High-resolution mapping of spatial heterogeneity in ice wedge polygon geomorphology near Prudhoe Bay, Alaska

Charles J. Abolt and Michael H. Young

Nature Scientific Data, v. 7, no. 87 https://doi.org/10.1038/s41597-020-0423-9

High-resolution mapping of spatial heterogeneity in ice wedge polygon geomorphology near Prudhoe Bay, Alaska
Study Summary

Small-scale changes in ground surface (known as microtopography) associated with ice wedge polygons drives pronounced, meter-scale spatial gradients in hydrologic and ecological processes on the tundra. However, high-resolution maps of polygonal geomorphology are rarely available, due to the complexity and subtlety of ice wedge polygon relief at landscape scales.

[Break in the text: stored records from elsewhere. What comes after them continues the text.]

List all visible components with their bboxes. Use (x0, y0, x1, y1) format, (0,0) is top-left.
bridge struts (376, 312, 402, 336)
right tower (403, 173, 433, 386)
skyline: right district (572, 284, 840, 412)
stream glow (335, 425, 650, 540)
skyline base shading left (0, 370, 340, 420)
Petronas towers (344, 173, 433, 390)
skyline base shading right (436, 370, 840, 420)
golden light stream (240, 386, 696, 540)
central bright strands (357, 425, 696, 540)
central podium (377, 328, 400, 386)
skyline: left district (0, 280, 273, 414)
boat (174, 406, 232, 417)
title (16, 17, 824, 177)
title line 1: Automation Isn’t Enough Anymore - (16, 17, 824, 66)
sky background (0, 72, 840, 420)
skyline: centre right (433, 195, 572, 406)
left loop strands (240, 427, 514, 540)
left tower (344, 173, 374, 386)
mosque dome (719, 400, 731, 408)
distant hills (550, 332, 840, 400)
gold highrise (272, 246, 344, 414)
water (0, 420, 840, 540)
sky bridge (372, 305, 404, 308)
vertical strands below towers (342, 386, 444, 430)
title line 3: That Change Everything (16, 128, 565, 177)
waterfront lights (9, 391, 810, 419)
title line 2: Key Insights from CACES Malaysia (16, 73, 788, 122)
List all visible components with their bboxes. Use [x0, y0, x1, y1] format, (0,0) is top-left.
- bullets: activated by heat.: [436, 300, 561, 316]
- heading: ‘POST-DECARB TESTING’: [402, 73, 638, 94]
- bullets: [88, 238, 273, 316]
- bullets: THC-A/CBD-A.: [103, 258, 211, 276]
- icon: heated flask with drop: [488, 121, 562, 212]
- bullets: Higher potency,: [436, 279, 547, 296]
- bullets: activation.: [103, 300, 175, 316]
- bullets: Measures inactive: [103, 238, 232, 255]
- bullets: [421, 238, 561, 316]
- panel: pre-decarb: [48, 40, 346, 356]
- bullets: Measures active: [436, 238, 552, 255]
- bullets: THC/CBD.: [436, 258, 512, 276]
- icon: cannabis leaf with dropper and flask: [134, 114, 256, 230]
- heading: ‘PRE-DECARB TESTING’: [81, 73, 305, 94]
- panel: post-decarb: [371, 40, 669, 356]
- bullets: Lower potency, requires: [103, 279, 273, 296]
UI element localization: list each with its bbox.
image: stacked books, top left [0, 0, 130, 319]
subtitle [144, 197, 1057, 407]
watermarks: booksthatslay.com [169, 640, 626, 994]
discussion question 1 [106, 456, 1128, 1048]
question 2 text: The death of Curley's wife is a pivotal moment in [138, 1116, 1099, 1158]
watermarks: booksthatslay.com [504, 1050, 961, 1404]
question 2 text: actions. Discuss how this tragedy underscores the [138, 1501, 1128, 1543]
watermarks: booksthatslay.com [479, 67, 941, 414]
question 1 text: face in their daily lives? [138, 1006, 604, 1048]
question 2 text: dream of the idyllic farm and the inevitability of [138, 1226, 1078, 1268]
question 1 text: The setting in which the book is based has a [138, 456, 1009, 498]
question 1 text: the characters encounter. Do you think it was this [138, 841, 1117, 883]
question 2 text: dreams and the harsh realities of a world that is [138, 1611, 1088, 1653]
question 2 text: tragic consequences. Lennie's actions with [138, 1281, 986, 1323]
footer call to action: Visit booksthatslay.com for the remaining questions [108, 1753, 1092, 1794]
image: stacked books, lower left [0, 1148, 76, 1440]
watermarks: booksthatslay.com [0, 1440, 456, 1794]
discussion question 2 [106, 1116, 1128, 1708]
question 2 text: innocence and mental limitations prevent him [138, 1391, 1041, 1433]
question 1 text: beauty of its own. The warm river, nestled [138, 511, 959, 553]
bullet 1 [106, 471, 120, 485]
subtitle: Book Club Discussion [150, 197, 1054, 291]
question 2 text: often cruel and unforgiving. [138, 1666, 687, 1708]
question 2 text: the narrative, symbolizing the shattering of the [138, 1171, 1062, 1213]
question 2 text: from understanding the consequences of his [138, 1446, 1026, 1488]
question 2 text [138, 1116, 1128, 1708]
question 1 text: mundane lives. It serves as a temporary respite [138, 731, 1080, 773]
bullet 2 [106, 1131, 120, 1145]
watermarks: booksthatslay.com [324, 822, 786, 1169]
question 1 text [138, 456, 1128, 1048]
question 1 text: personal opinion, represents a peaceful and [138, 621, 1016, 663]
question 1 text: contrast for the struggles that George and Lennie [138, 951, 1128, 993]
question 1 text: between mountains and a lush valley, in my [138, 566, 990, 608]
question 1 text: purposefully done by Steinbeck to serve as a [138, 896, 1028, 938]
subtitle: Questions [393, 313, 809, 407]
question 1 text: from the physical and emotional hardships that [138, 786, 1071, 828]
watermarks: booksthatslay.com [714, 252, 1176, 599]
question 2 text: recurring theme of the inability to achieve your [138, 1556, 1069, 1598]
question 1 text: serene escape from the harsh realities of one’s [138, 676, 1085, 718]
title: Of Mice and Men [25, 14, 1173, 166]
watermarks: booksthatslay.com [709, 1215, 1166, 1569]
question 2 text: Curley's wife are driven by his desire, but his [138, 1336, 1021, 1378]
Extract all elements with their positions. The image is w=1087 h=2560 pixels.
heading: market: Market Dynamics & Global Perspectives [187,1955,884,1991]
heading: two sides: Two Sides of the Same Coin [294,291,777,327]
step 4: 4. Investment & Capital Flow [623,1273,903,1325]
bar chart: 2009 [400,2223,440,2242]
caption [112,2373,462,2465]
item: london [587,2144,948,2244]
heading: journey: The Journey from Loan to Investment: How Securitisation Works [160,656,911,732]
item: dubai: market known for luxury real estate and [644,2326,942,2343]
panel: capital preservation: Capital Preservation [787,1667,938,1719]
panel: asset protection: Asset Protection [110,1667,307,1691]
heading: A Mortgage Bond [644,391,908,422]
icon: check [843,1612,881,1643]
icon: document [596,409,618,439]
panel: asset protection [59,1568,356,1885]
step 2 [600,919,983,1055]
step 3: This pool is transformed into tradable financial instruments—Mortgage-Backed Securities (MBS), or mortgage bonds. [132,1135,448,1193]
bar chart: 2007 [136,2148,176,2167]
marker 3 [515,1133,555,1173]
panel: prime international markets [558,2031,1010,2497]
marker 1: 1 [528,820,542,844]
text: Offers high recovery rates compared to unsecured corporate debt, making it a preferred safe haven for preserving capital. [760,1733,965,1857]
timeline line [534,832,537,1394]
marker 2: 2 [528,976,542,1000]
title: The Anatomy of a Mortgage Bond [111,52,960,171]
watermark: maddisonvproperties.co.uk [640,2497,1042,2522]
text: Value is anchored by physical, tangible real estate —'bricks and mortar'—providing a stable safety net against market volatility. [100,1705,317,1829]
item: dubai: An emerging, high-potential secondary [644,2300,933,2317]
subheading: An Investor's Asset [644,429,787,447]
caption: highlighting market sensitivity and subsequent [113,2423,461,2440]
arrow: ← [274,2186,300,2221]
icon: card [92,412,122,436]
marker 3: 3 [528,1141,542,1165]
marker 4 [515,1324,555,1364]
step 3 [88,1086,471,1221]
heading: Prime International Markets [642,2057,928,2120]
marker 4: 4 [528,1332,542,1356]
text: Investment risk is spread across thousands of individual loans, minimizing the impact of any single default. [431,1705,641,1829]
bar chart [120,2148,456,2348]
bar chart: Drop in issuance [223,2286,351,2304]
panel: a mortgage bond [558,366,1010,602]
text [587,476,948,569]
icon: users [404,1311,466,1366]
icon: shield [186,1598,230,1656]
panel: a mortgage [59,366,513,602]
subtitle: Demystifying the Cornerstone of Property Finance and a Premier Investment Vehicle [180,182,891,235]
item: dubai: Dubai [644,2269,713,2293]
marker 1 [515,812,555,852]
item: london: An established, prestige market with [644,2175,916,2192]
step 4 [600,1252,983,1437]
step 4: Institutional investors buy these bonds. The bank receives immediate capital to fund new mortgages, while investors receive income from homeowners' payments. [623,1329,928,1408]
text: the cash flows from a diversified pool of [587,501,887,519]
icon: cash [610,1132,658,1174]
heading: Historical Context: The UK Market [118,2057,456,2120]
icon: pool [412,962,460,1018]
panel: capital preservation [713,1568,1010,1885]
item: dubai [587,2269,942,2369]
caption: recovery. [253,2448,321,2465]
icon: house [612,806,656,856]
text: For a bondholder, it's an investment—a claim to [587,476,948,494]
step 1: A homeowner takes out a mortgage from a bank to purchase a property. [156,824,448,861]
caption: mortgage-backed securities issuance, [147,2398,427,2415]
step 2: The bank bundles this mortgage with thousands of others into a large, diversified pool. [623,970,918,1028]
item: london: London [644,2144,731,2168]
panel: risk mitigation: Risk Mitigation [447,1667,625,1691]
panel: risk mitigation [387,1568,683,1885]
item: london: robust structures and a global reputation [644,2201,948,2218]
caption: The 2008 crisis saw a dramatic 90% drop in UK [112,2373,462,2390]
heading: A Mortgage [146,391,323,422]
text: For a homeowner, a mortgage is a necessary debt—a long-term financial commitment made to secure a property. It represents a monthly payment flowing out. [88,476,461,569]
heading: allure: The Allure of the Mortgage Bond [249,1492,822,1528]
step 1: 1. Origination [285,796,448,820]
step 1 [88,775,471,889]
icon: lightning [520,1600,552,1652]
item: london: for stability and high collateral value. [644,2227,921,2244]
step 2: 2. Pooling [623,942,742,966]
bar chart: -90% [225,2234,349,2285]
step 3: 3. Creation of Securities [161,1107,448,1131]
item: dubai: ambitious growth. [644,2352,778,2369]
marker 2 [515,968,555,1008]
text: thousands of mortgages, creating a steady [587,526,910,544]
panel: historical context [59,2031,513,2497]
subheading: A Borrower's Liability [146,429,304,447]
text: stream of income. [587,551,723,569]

Here we present a sub-meter-resolution map of more than 1 million discrete ice wedge polygons across an approximately 1,200 km2 landscape, delineated within a lidar-derived digital elevation model. The delineation procedure relies on a convolutional neural network paired with a set of common image-processing operations and permits explicit measurement of relative elevation at the center of each ice wedge polygon. The resulting map visualizes meter- to kilometer-scale spatial gradients in extensive polygonal geomorphology across a landscape with unprecedented detail. This high-resolution inventory of polygonal geomorphology, which is freely downloadable with the metadata and algorithms, provides rich spatial context for extrapolating observations of environmental processes across this landscape. The map also represents a comprehensive baseline data set for quantifying contemporary land surface deformation (i.e., thermokarst) at the survey area through future topographic surveys.

Why is this research important and why do the results matter?
  • Ice wedge polygons are approximately 30 m in diameter, hydrologically disconnected, and are potential sites emitting methane and carbon dioxide (CO2).
  • Automatically identifying these subtle landscape features is providing us the opportunity to quickly and accurately assess regional landscape status. The general shape of these features influences the types of carbon emissions (e.g., methane or CO2).
  • These results are vital for understanding how landscapes in the Arctic tundra are changing or may change as the regional climate warms and how to incorporate the findings into regional models.